Mr. Milo

54 5 0
                                    


Rachel tidak pernah melihat sosok setampan orang ini. Gadis yang baru saja menginjak usia tujuh belas itu bahkan tak mampu untuk mendefinisikan perasaan menggelitik yang merajalela di pikiran dan hatinya.

Rachel berani jamin bahwa pendapatnya ini pastilah diamini oleh teman-teman perempuan di kelasnya.

Padahal Mr. Milo sama sekali bukan jenis laki-laki yang sesuai gambaran selera anak-anak perempuan masa kini: oppa-oppa Korea yang tinggi, putih, berambut lurus nan trendi, cool alias dingin dan keren, serta fashionable.
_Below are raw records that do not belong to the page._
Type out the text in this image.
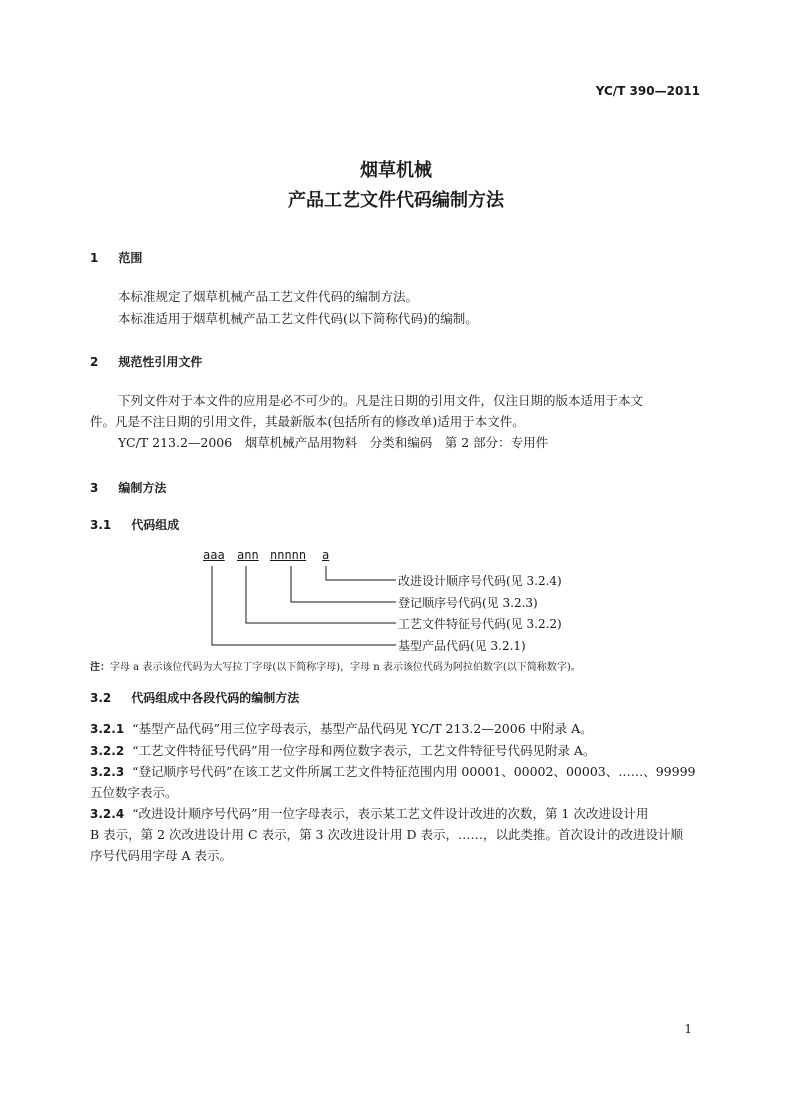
YC/T 390—2011
烟草机械
产品工艺文件代码编制方法
1 范围
本标准规定了烟草机械产品工艺文件代码的编制方法。
本标准适用于烟草机械产品工艺文件代码(以下简称代码)的编制。
2 规范性引用文件
下列文件对于本文件的应用是必不可少的。凡是注日期的引用文件，仅注日期的版本适用于本文
件。凡是不注日期的引用文件，其最新版本(包括所有的修改单)适用于本文件。
YC/T 213.2—2006　烟草机械产品用物料　分类和编码　第 2 部分：专用件
3 编制方法
3.1 代码组成
aaa ann nnnnn a
改进设计顺序号代码(见 3.2.4)
登记顺序号代码(见 3.2.3)
工艺文件特征号代码(见 3.2.2)
基型产品代码(见 3.2.1)
注：字母 a 表示该位代码为大写拉丁字母(以下简称字母)，字母 n 表示该位代码为阿拉伯数字(以下简称数字)。
3.2 代码组成中各段代码的编制方法
3.2.1 “基型产品代码”用三位字母表示，基型产品代码见 YC/T 213.2—2006 中附录 A。
3.2.2 “工艺文件特征号代码”用一位字母和两位数字表示，工艺文件特征号代码见附录 A。
3.2.3 “登记顺序号代码”在该工艺文件所属工艺文件特征范围内用 00001、00002、00003、……、99999
五位数字表示。
3.2.4 “改进设计顺序号代码”用一位字母表示，表示某工艺文件设计改进的次数，第 1 次改进设计用
B 表示，第 2 次改进设计用 C 表示，第 3 次改进设计用 D 表示，……，以此类推。首次设计的改进设计顺
序号代码用字母 A 表示。
1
Mr. Milo memiliki penampilan yang hampir bisa dikatakan bertolak belakang. Tubuhnya sedang saja, tidak tinggi tapi tidak juga pendek. Kulitnya malah cenderung gelap dan ada bulu-bulu kasar yang sedang tumbuh di wajahnya yang mungkin baru dicukur sehari atau dua hari sebelumnya. Rambutnya dipangkas dengan gaya wajar, tetapi masih terlihat tebal serta malah sedikit acak-acakan. Ia juga hanya mengenakan pakaian dengan gaya yang normal, tidak dengan selera fashion yang terlalu tinggi serta menonjol.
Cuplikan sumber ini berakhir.